The flowchart(s) and block diagram(s) in the figures illustrate the architecture, functionality, and operation of possible implementations of systems, methods and computer program products according to various embodiments of the present invention. In this regard, each block in the flowchart(s) or block diagram(s) may represent a module, segment, or portion of code, which comprises one or more executable instructions for implementing the specified logical function(s). It should also be noted that, in some alternative implementations, the functions noted in the blocks may occur out of the order noted in the figures. For example, two blocks shown in succession may, in fact, be executed substantially concurrently, or the blocks may sometimes be executed in the reverse order, depending upon the functionality involved. It will also be noted that each block of the block diagram(s) and/or flowchart illustration(s), and combinations of blocks in the block diagram(s) and/or flowchart illustration(s), can be implemented by special purpose hardware-based systems that perform the specified functions or acts, or combinations of special purpose hardware and computer instructions.
The terminology used herein is for the purpose of describing particular embodiments only and is not intended to be limiting of the invention. As used herein, the singular forms “a,” “an,” and “the” are intended to include the plural forms as well, unless the context clearly indicates otherwise. It will be further understood that the terms “comprises” and/or “comprising,” when used in this specification, specify the presence of stated features, integers, steps, operations, elements, and/or components, but do not preclude the presence or addition of one or more other features, integers, steps, operations, elements, components, and/or groups thereof.
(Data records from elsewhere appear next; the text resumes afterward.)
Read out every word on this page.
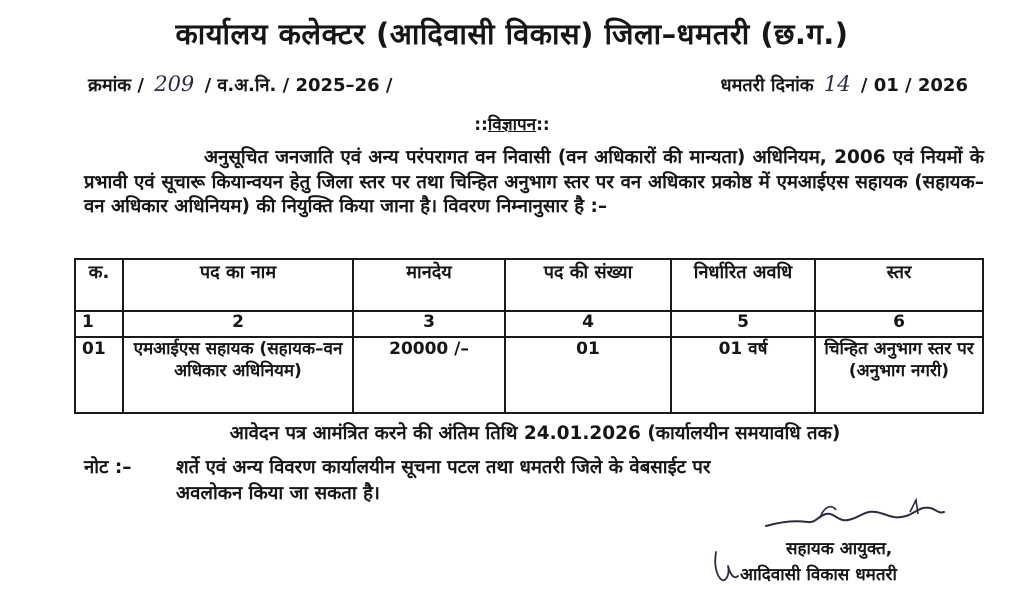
कार्यालय कलेक्टर (आदिवासी विकास) जिला–धमतरी (छ.ग.)
क्रमांक / 209 / व.अ.नि. / 2025–26 /	धमतरी दिनांक 14 / 01 / 2026
::विज्ञापन::
अनुसूचित जनजाति एवं अन्य परंपरागत वन निवासी (वन अधिकारों की मान्यता) अधिनियम, 2006 एवं नियमों के प्रभावी एवं सूचारू कियान्वयन हेतु जिला स्तर पर तथा चिन्हित अनुभाग स्तर पर वन अधिकार प्रकोष्ठ में एमआईएस सहायक (सहायक–वन अधिकार अधिनियम) की नियुक्ति किया जाना है। विवरण निम्नानुसार है :–
क.	पद का नाम	मानदेय	पद की संख्या	निर्धारित अवधि	स्तर
1	2	3	4	5	6
01	एमआईएस सहायक (सहायक–वन अधिकार अधिनियम)	20000 /–	01	01 वर्ष	चिन्हित अनुभाग स्तर पर (अनुभाग नगरी)
आवेदन पत्र आमंत्रित करने की अंतिम तिथि 24.01.2026 (कार्यालयीन समयावधि तक)
नोट :– शर्ते एवं अन्य विवरण कार्यालयीन सूचना पटल तथा धमतरी जिले के वेबसाईट पर
अवलोकन किया जा सकता है।
सहायक आयुक्त,
आदिवासी विकास धमतरी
The corresponding structures, materials, acts, and equivalents of all means or step plus function elements in the claims below are intended to include any structure, material, or act for performing the function in combination with other claimed elements as specifically claimed. The description of the present invention has been presented for purposes of illustration and description, but is not intended to be exhaustive or limited to the invention in the form disclosed. Many modifications and variations will be apparent to those of ordinary skill in the art without departing from the scope and spirit of the invention. The embodiments were chosen and described in order to best explain the principles of the invention and the practical application, and to enable others of ordinary skill in the art to understand the invention for various embodiments with various modifications as are suited to the particular use contemplated.
Having thus described the invention of the present application in detail and by reference to the embodiments thereof, it will be apparent that modifications and variations are possible without departing from the scope of the invention defined in the appended claims.